Sam F Owori, a member of the Rotary Club of Kampala, Uganda, was nominated in 2016 to serve as Rotary’s 2018–19 president. After he died unexpectedly of complications from surgery in July 2017, Rassin was selected to take his place.
Among the first people Rassin called was John Smarge, a past Rotary International director from Florida who had served as Owori’s aide. Rassin asked Smarge to serve as his aide too. “One of his first sentences was, ‘I want Sam’s memory to continue, and I want you to help me do that,’ ” Smarge recalls. “Barry was uniquely qualified to come in at this time. He will allow Sam’s memory to shine brightly.”

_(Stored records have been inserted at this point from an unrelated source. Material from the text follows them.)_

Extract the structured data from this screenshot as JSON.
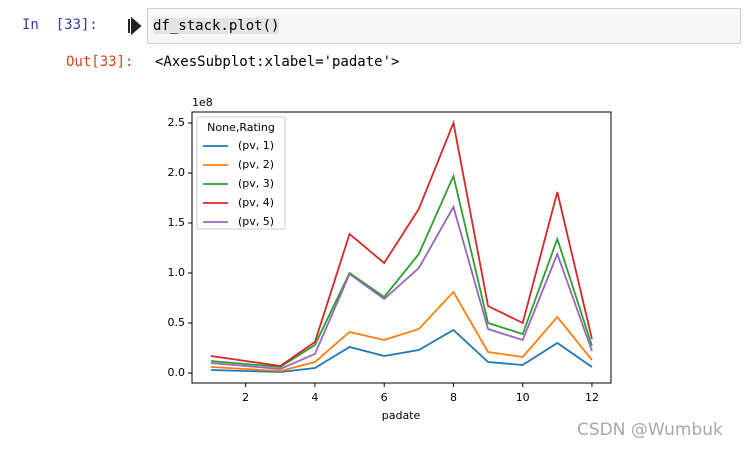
{
  "notebook": {
    "in_prompt": "In  [33]:",
    "code": "df_stack.plot()",
    "out_prompt": "Out[33]:",
    "output_text": "<AxesSubplot:xlabel='padate'>",
    "watermark": "CSDN @Wumbuk"
  },
  "chart_data": {
    "type": "line",
    "xlabel": "padate",
    "y_offset_label": "1e8",
    "legend_title": "None,Rating",
    "legend": "upper left",
    "grid": false,
    "x": [
      1,
      2,
      3,
      4,
      5,
      6,
      7,
      8,
      9,
      10,
      11,
      12
    ],
    "series": [
      {
        "name": "(pv, 1)",
        "color": "#1f77b4",
        "values": [
          0.03,
          0.02,
          0.01,
          0.05,
          0.26,
          0.17,
          0.23,
          0.43,
          0.11,
          0.08,
          0.3,
          0.06
        ]
      },
      {
        "name": "(pv, 2)",
        "color": "#ff7f0e",
        "values": [
          0.06,
          0.04,
          0.02,
          0.11,
          0.41,
          0.33,
          0.44,
          0.81,
          0.21,
          0.16,
          0.56,
          0.13
        ]
      },
      {
        "name": "(pv, 3)",
        "color": "#2ca02c",
        "values": [
          0.12,
          0.09,
          0.06,
          0.28,
          1.0,
          0.76,
          1.19,
          1.97,
          0.5,
          0.39,
          1.34,
          0.27
        ]
      },
      {
        "name": "(pv, 4)",
        "color": "#d62728",
        "values": [
          0.17,
          0.12,
          0.07,
          0.31,
          1.39,
          1.1,
          1.64,
          2.5,
          0.67,
          0.5,
          1.81,
          0.34
        ]
      },
      {
        "name": "(pv, 5)",
        "color": "#9467bd",
        "values": [
          0.1,
          0.07,
          0.04,
          0.19,
          0.99,
          0.74,
          1.05,
          1.66,
          0.44,
          0.33,
          1.19,
          0.22
        ]
      }
    ],
    "xlim": [
      0.45,
      12.55
    ],
    "xticks": [
      2,
      4,
      6,
      8,
      10,
      12
    ],
    "ylim": [
      -0.1,
      2.61
    ],
    "yticks": [
      {
        "value": 0,
        "label": "0.0"
      },
      0.5,
      {
        "value": 1,
        "label": "1.0"
      },
      1.5,
      {
        "value": 2,
        "label": "2.0"
      },
      2.5
    ]
  }
}
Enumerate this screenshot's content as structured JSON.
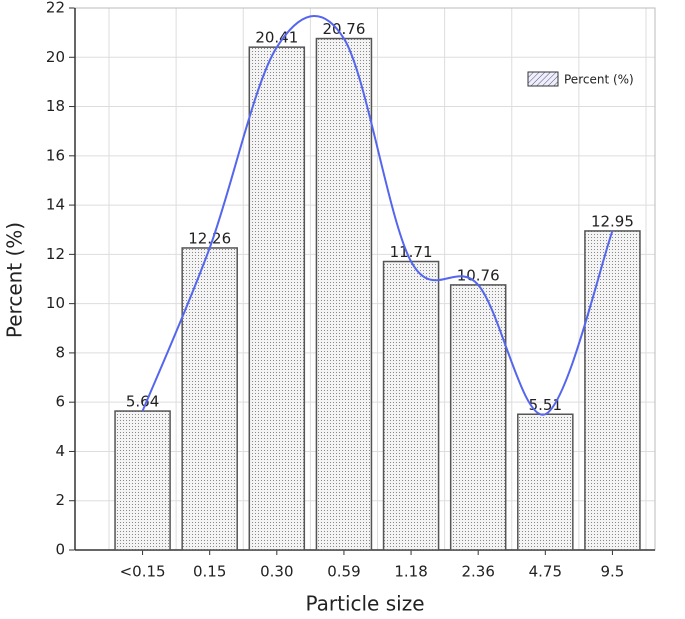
{
  "chart_data": {
    "type": "bar",
    "x_label": "Particle size",
    "y_label": "Percent (%)",
    "categories": [
      "<0.15",
      "0.15",
      "0.30",
      "0.59",
      "1.18",
      "2.36",
      "4.75",
      "9.5"
    ],
    "series": [
      {
        "name": "Percent (%)",
        "color": "#5566ee",
        "values": [
          5.64,
          12.26,
          20.41,
          20.76,
          11.71,
          10.76,
          5.51,
          12.95
        ]
      }
    ],
    "ylim": [
      0,
      22
    ],
    "yticks": [
      0,
      2,
      4,
      6,
      8,
      10,
      12,
      14,
      16,
      18,
      20,
      22
    ],
    "grid": true,
    "legend": "upper right"
  }
}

Smarge and Rassin have known each other for two decades. They’re from the same Rotary zone and served as district governors around the same time. They worked together closely after the earthquake in Haiti and served as account holders of the Haiti Earthquake Relief Fund, a donor advised fund established through the Foundation that supported projects totaling $6.5 million. “Barry Rassin is a rock star in Haiti — there’s no other way to say it,” Smarge says. “He’s a rock star because they know what he’s done for that country.”
Rassin may be a Rotary rock star and the pride of the Caribbean, but he shuns the limelight, says his friend Felix Stubbs, and considers himself a regular guy. Back when he ran Doctors Hospital, it was not uncommon to see him roaming the halls in shorts and flip-flops. When he visited recently, this time smartly dressed, everyone — from the staff at the front desk to the doctors and nurses — stopped to say hello. One woman rushed up and gave him a big hug. Another smiled and shouted, “Looking good, Barry!”
No disrespect there — just following company policy. In the early 1990s, Rassin (that is, Barry) asked everyone at the hospital to address their colleagues by their first names. He recalls that “one housekeeper walked up to me and asked, ‘Can I really call you Barry?’ I said she could. ‘Well,’ she replied, ‘I’ll just whisper it because I don’t feel comfortable.’
“We’re all on the same level,” Rassin continues. “We just wear different hats. I happen to wear the president’s hat this year, but Rotarians all wear the Rotarian hat, and I have that hat too. We’re all in this game together. We’ve all got to work together no matter what hat we wear.”
The Bahamas is famous for its swimming pigs (Google it, it’s true), but Barry and Esther Rassin wish another creature would get more attention. The country is home to the world’s largest breeding population of Caribbean flamingos, a species hunted to near extinction in the mid-20th century. At Ardastra Gardens, a zoo and conservation centre in Nassau, the birds parade around a ring several times a day, stopping for photo ops with delighted visitors who perch on one leg to mimic their new friends. Rassin came here as a child, and he has returned many times with his children and grandchildren.
It’s the last show of the day, and Barry and Esther stay afterward for a photo shoot alongside the flamingos. When that’s done, they are shaking hands with the birds’ “drill sergeant” — the gardens’ operations manager, who is also a Rotarian — when Esther remembers something: They didn’t get to stand on one leg like everybody else.
She and her husband, now Rotary’s distinguished president, dash back into the ring. The squawking, coral- coloured birds gather round. Barry and Esther thrust out their arms and lift one leg off the ground. Their eyes lock, they can’t stop laughing, and it looks as if they could remain perched there, perfectly balanced, forever.